В книге рассказывается история главного героя, который сталкивается с различными проблемами и препятствиями на протяжении всего своего путешествия. По пути он встречает множество второстепенных персонажей, которые играют важные роли в истории. Благодаря опыту главного героя книга исследует такие темы, как любовь, потеря, надежда и стойкость. По мере того, как главный герой преодолевает свои трудности, он усваивает ценные уроки жизни и растет как личность.
В. Г. Короленко – известный русский писатель, публицист и общественный деятель – в своих литературных произведениях глубоко исследовал человеческую душу. Понятие справедливости было главным для писателя, и его жизненная дорога стала путем правдоискателя и миротворца, который не закрывает глаза перед чужим горем. Все его герои – крестьяне или дворяне, паломники или бродяги, заключенные или их надзиратели – ищут справедливости, преодолевают себя, борются со слабостями, греховным унынием и эгоизмом («Слепой музыкант»), пытаются выжить в тяжелых условиях среди чужих им людей («Сон Макара»)
Рассказ написан в 1894–1895 годах, напечатан в первых четырех книгах журнала «Русское богатство» за 1895 год. Для первого отдельного издания, вышедшего в 1902 году, Короленко подверг рассказ значительной переработке: был дописан ряд эпизодов, введены новые персонажи, в том числе Нилов, осуществлена большая стилистическая правка; объем произведения увеличился почти вдвое. Материалом для рассказа послужили впечатления и наблюдения писателя, связанные с его поездкой летом 1893 года в Америку, на всемирную выставку в Чикаго.
В книге рассказывается история главного героя, который сталкивается с различными проблемами и препятствиями на протяжении всего своего путешествия. По пути он встречает множество второстепенных персонажей, которые играют важные роли в истории. Благодаря опыту главного героя книга исследует такие темы, как любовь, потеря, надежда и стойкость.

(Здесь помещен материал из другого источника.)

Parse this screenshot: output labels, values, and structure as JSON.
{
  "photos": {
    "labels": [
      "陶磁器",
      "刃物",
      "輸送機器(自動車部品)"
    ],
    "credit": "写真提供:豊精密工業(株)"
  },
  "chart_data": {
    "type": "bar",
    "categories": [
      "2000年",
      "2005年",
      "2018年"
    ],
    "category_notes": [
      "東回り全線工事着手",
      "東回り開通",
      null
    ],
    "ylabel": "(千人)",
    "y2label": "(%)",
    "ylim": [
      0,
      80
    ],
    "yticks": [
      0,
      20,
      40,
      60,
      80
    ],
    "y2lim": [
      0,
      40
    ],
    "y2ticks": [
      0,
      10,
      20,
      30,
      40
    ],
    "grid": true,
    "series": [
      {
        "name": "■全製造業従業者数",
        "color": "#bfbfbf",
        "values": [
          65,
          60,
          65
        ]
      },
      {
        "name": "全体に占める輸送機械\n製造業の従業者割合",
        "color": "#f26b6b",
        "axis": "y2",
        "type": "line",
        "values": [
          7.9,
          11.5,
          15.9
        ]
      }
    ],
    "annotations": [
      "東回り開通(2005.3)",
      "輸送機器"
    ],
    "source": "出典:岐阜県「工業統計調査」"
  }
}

По мере того, как главный герой преодолевает свои трудности, он усваивает ценные уроки жизни и растет как личность.
В книге рассказывается история главного героя, который сталкивается с различными проблемами и препятствиями на протяжении всего своего путешествия. По пути он встречает множество второстепенных персонажей, которые играют важные роли в истории. Благодаря опыту главного героя книга исследует такие темы, как любовь, потеря, надежда и стойкость. По мере того, как главный герой преодолевает свои трудности, он усваивает ценные уроки жизни и растет как личность.

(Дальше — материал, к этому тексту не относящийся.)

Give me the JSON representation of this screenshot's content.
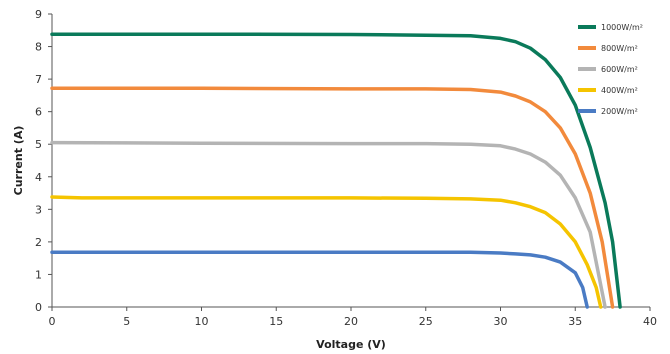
{
  "chart_data": {
    "type": "line",
    "title": "",
    "xlabel": "Voltage (V)",
    "ylabel": "Current (A)",
    "xlim": [
      0,
      40
    ],
    "ylim": [
      0,
      9
    ],
    "x_ticks": [
      0,
      5,
      10,
      15,
      20,
      25,
      30,
      35,
      40
    ],
    "y_ticks": [
      0,
      1,
      2,
      3,
      4,
      5,
      6,
      7,
      8,
      9
    ],
    "grid": false,
    "legend_position": "top-right",
    "series": [
      {
        "name": "1000W/m²",
        "color": "#0a7a5a",
        "points": [
          [
            0,
            8.38
          ],
          [
            10,
            8.38
          ],
          [
            20,
            8.37
          ],
          [
            25,
            8.35
          ],
          [
            28,
            8.33
          ],
          [
            30,
            8.25
          ],
          [
            31,
            8.15
          ],
          [
            32,
            7.95
          ],
          [
            33,
            7.6
          ],
          [
            34,
            7.05
          ],
          [
            35,
            6.2
          ],
          [
            36,
            4.9
          ],
          [
            37,
            3.2
          ],
          [
            37.5,
            2.0
          ],
          [
            38,
            0
          ]
        ]
      },
      {
        "name": "800W/m²",
        "color": "#f28a3c",
        "points": [
          [
            0,
            6.72
          ],
          [
            10,
            6.72
          ],
          [
            20,
            6.7
          ],
          [
            25,
            6.7
          ],
          [
            28,
            6.68
          ],
          [
            30,
            6.6
          ],
          [
            31,
            6.48
          ],
          [
            32,
            6.3
          ],
          [
            33,
            6.0
          ],
          [
            34,
            5.5
          ],
          [
            35,
            4.7
          ],
          [
            36,
            3.5
          ],
          [
            36.8,
            2.0
          ],
          [
            37.5,
            0
          ]
        ]
      },
      {
        "name": "600W/m²",
        "color": "#b4b4b4",
        "points": [
          [
            0,
            5.05
          ],
          [
            10,
            5.03
          ],
          [
            20,
            5.02
          ],
          [
            25,
            5.02
          ],
          [
            28,
            5.0
          ],
          [
            30,
            4.95
          ],
          [
            31,
            4.85
          ],
          [
            32,
            4.7
          ],
          [
            33,
            4.45
          ],
          [
            34,
            4.05
          ],
          [
            35,
            3.35
          ],
          [
            36,
            2.3
          ],
          [
            37,
            0
          ]
        ]
      },
      {
        "name": "400W/m²",
        "color": "#f5c400",
        "points": [
          [
            0,
            3.38
          ],
          [
            2,
            3.35
          ],
          [
            10,
            3.35
          ],
          [
            20,
            3.35
          ],
          [
            25,
            3.34
          ],
          [
            28,
            3.32
          ],
          [
            30,
            3.28
          ],
          [
            31,
            3.2
          ],
          [
            32,
            3.08
          ],
          [
            33,
            2.9
          ],
          [
            34,
            2.55
          ],
          [
            35,
            2.0
          ],
          [
            35.8,
            1.3
          ],
          [
            36.4,
            0.6
          ],
          [
            36.7,
            0
          ]
        ]
      },
      {
        "name": "200W/m²",
        "color": "#4a7bc4",
        "points": [
          [
            0,
            1.68
          ],
          [
            10,
            1.68
          ],
          [
            20,
            1.68
          ],
          [
            28,
            1.68
          ],
          [
            30,
            1.66
          ],
          [
            31,
            1.63
          ],
          [
            32,
            1.6
          ],
          [
            33,
            1.53
          ],
          [
            34,
            1.38
          ],
          [
            35,
            1.05
          ],
          [
            35.5,
            0.6
          ],
          [
            35.8,
            0
          ]
        ]
      }
    ]
  }
}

Короткий рассказ от автора «Зеркала для героя». Рассказ из жизни заводской спортивной команды велосипедных гонщиков. Важный разговор накануне городской командной гонки, семейная жизнь, мешающая спорту. Самый молодой член команды, но в то же время капитан маленького и дружного коллектива решает выиграть, несмотря на то, что дома у них бранятся жены, не пускают после сегодняшнего поражения тренироваться, а соседи подзуживают и что надо огород копать, и дочку в пионерский лагерь везти, и надо у домны стоять.
Эмоциональный настрой лирики Мандельштама преисполнен тем, что критики называли «душевной неуютностью». И акцентированная простота повседневных мелочей, из которых он выстраивал свою поэтическую реальность, лишь подчеркивает тоску и беспокойство незаурядного человека, которому выпало на долю жить в «перевернутом мире». В это издание вошли как хорошо знакомые, так и менее известные широкому кругу читателей стихи русского поэта. Оно включает прижизненные поэтические сборники автора («Камень», «Tristia», «Стихи 1921–1925»), стихи 1930–1937 годов, объединенные хронологически, а также стихотворения, не вошедшие в собрания. Помимо стихотворений, в книгу вошли автобиографическая проза и статьи: «Шум времени», «Путешествие в Армению», «Письмо о русской поэзии», «Литературная Москва» и др.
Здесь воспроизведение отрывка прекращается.